A second option, mathematically easier but still requiring some work if you are not familiar with it, is to show that the $\nabla$ operator and the $\partial/\partial t$ operator have a special property: when you combine them in the combination $$ \nabla^2 - \frac{1}{c^2} \frac{\partial^2}{\partial t^2} $$ then their effect is the same as $$ \nabla'^2 - \frac{1}{c^2} \frac{\partial^2}{\partial t'^2} $$ All the changes when moving from unprimed to primed coordinates cancel out. If you are familiar with partial differentiation then you could try checking this. When you learn the subject more fully, it becomes an example that can be handled more easily using the language of 4-vectors.

I think that McMahon might possibly have not thought carefully enough about what he was deriving and what he was assuming in his argument.
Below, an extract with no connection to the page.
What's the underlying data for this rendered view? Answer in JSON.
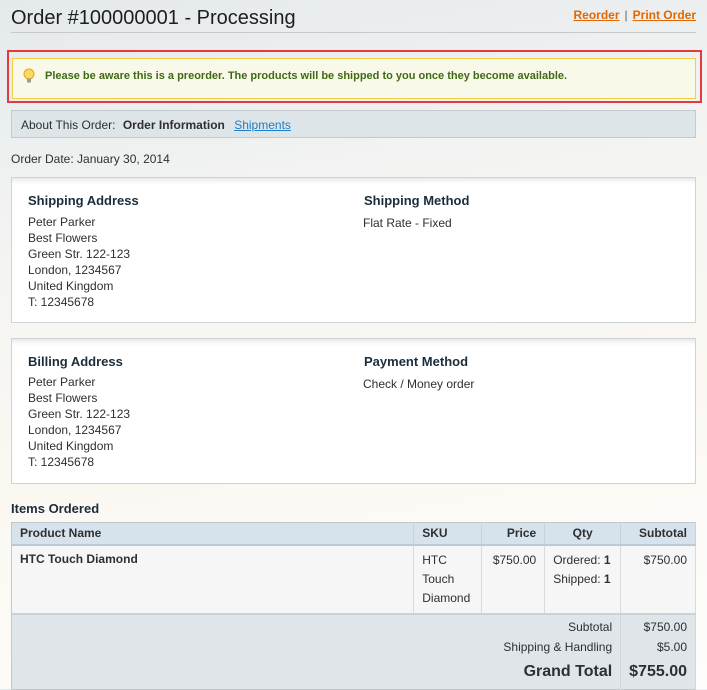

He might for example have been taking it for granted that the Maxwell equations themselves take the same form in all inertial frames. But if he did not first prove that in his book then he ought not to claim that the derivation of waves of given speed from them proves that the wave speed will be independent of the motion of the source.

If Maxwell's equations have the same form in all frames of reference, then the wave speed is defined by the product of two physical constants, irrespective of coordinate system. i.e. Your book just implicitly assumes that, but of course it requires experimental testing - i.e. Michelson-Morley etc.

Your observation is correct, Maxwell's equations alone do not imply an invariant speed of light. One can make a Galilean transformation and get an observer-dependent speed of light as shown in the answer to this question. However, the derivation of Maxwell's equations makes no assumption of a privileged reference frame: $\varepsilon_0$ and $\mu_0$ are assumed to be properties of the vacuum. Yes, a coordinate system must be chosen, but from the point of view of derivation of the equations this is totally arbitrary. In order to keep a non-constant speed of light one would have to retroactively make the assumption after the fact that the coordinates chosen happened to be stationary coordinates with respect to the aether.